UCLA

As technology advances, the manner in which humans communicate and collaborate becomes increasingly intricate and the study of complex networks becomes ever important. Exponential-family Random Graph Models (ERGMs) have long been at the forefront of the analysis of relational data due to their interpretability, flexibility, and strong theoretical foundation. However, ERGMs sometimes suffer from a serious condition known as degeneracy, in which the model exhibits unrealistic behavior or a severe lack-of-fit to the observed data if it can even be fit at all.

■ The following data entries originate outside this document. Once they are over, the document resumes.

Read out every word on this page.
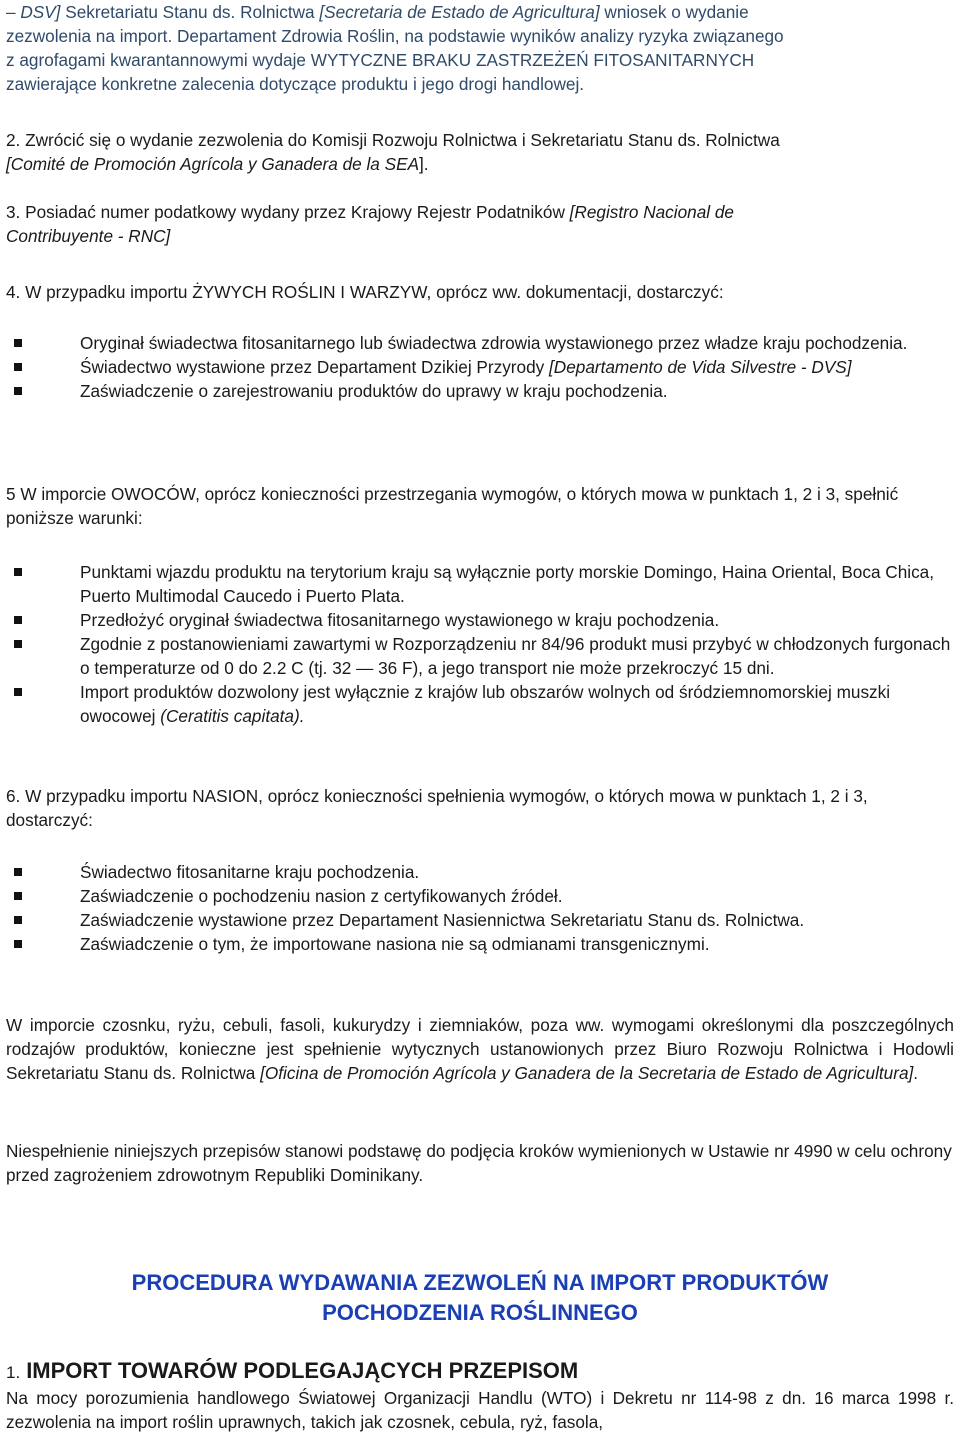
– DSV] Sekretariatu Stanu ds. Rolnictwa [Secretaria de Estado de Agricultura] wniosek o wydanie
zezwolenia na import. Departament Zdrowia Roślin, na podstawie wyników analizy ryzyka związanego
z agrofagami kwarantannowymi wydaje WYTYCZNE BRAKU ZASTRZEŻEŃ FITOSANITARNYCH
zawierające konkretne zalecenia dotyczące produktu i jego drogi handlowej.
2. Zwrócić się o wydanie zezwolenia do Komisji Rozwoju Rolnictwa i Sekretariatu Stanu ds. Rolnictwa
[Comité de Promoción Agrícola y Ganadera de la SEA].
3. Posiadać numer podatkowy wydany przez Krajowy Rejestr Podatników [Registro Nacional de
Contribuyente - RNC]
4. W przypadku importu ŻYWYCH ROŚLIN I WARZYW, oprócz ww. dokumentacji, dostarczyć:
Oryginał świadectwa fitosanitarnego lub świadectwa zdrowia wystawionego przez władze kraju pochodzenia.
Świadectwo wystawione przez Departament Dzikiej Przyrody [Departamento de Vida Silvestre - DVS]
Zaświadczenie o zarejestrowaniu produktów do uprawy w kraju pochodzenia.
5 W imporcie OWOCÓW, oprócz konieczności przestrzegania wymogów, o których mowa w punktach 1, 2 i 3, spełnić poniższe warunki:
Punktami wjazdu produktu na terytorium kraju są wyłącznie porty morskie Domingo, Haina Oriental, Boca Chica, Puerto Multimodal Caucedo i Puerto Plata.
Przedłożyć oryginał świadectwa fitosanitarnego wystawionego w kraju pochodzenia.
Zgodnie z postanowieniami zawartymi w Rozporządzeniu nr 84/96 produkt musi przybyć w chłodzonych furgonach o temperaturze od 0 do 2.2 C (tj. 32 — 36 F), a jego transport nie może przekroczyć 15 dni.
Import produktów dozwolony jest wyłącznie z krajów lub obszarów wolnych od śródziemnomorskiej muszki owocowej (Ceratitis capitata).
6. W przypadku importu NASION, oprócz konieczności spełnienia wymogów, o których mowa w punktach 1, 2 i 3, dostarczyć:
Świadectwo fitosanitarne kraju pochodzenia.
Zaświadczenie o pochodzeniu nasion z certyfikowanych źródeł.
Zaświadczenie wystawione przez Departament Nasiennictwa Sekretariatu Stanu ds. Rolnictwa.
Zaświadczenie o tym, że importowane nasiona nie są odmianami transgenicznymi.
W imporcie czosnku, ryżu, cebuli, fasoli, kukurydzy i ziemniaków, poza ww. wymogami określonymi dla poszczególnych rodzajów produktów, konieczne jest spełnienie wytycznych ustanowionych przez Biuro Rozwoju Rolnictwa i Hodowli Sekretariatu Stanu ds. Rolnictwa [Oficina de Promoción Agrícola y Ganadera de la Secretaria de Estado de Agricultura].
Niespełnienie niniejszych przepisów stanowi podstawę do podjęcia kroków wymienionych w Ustawie nr 4990 w celu ochrony przed zagrożeniem zdrowotnym Republiki Dominikany.
PROCEDURA WYDAWANIA ZEZWOLEŃ NA IMPORT PRODUKTÓW
POCHODZENIA ROŚLINNEGO
1. IMPORT TOWARÓW PODLEGAJĄCYCH PRZEPISOM
Na mocy porozumienia handlowego Światowej Organizacji Handlu (WTO) i Dekretu nr 114-98 z dn. 16 marca 1998 r. zezwolenia na import roślin uprawnych, takich jak czosnek, cebula, ryż, fasola,
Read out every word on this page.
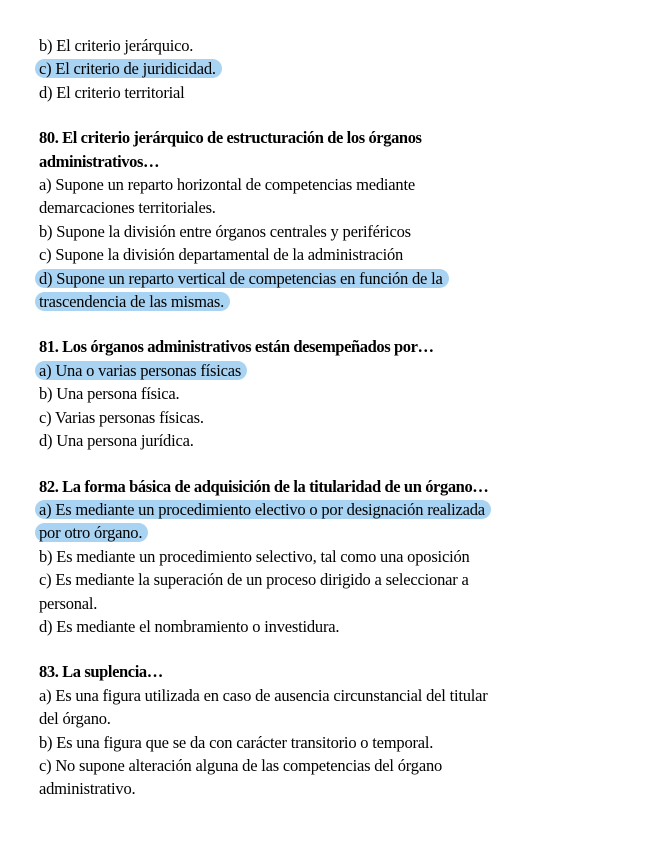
b) El criterio jerárquico.
c) El criterio de juridicidad.
d) El criterio territorial
80. El criterio jerárquico de estructuración de los órganos
administrativos…
a) Supone un reparto horizontal de competencias mediante
demarcaciones territoriales.
b) Supone la división entre órganos centrales y periféricos
c) Supone la división departamental de la administración
d) Supone un reparto vertical de competencias en función de la
trascendencia de las mismas.
81. Los órganos administrativos están desempeñados por…
a) Una o varias personas físicas
b) Una persona física.
c) Varias personas físicas.
d) Una persona jurídica.
82. La forma básica de adquisición de la titularidad de un órgano…
a) Es mediante un procedimiento electivo o por designación realizada
por otro órgano.
b) Es mediante un procedimiento selectivo, tal como una oposición
c) Es mediante la superación de un proceso dirigido a seleccionar a
personal.
d) Es mediante el nombramiento o investidura.
83. La suplencia…
a) Es una figura utilizada en caso de ausencia circunstancial del titular
del órgano.
b) Es una figura que se da con carácter transitorio o temporal.
c) No supone alteración alguna de las competencias del órgano
administrativo.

In an effort to overcome the issue of degeneracy, we take a variety of new approaches to network modeling and also build on the existing work of Fellows and Handcock (2017). We first consider several alternative models motivated by the maximization of various entropies or minimization of different divergence measures, as well as hierarchical models which expand on the ERG model. We derive their degenerate-inhibiting properties, but our analysis shows them ineffective for many purposes. Next, we provide an in-depth investigation of the Tapered ERGM and offer solutions to some related open questions, such as which terms to taper and how much. Several case studies are presented showing the effectiveness of the Tapered model and we derive some theoretical results. We also show, both theoretically and empirically, that the natural parameter estimates are largely numerically unaffected by the amount of tapering. We then extend the ideas behind the Tapered ERGM and generalize it as member of a class of so-called Restorative Force Models (RFMs), which disallow degeneracy through various constraints. A treatment of this general class of models is conducted, and we examine the properties of several types of RFMs such as the Stereo ERGM, MAD ERGM, and LogCosh ERGM.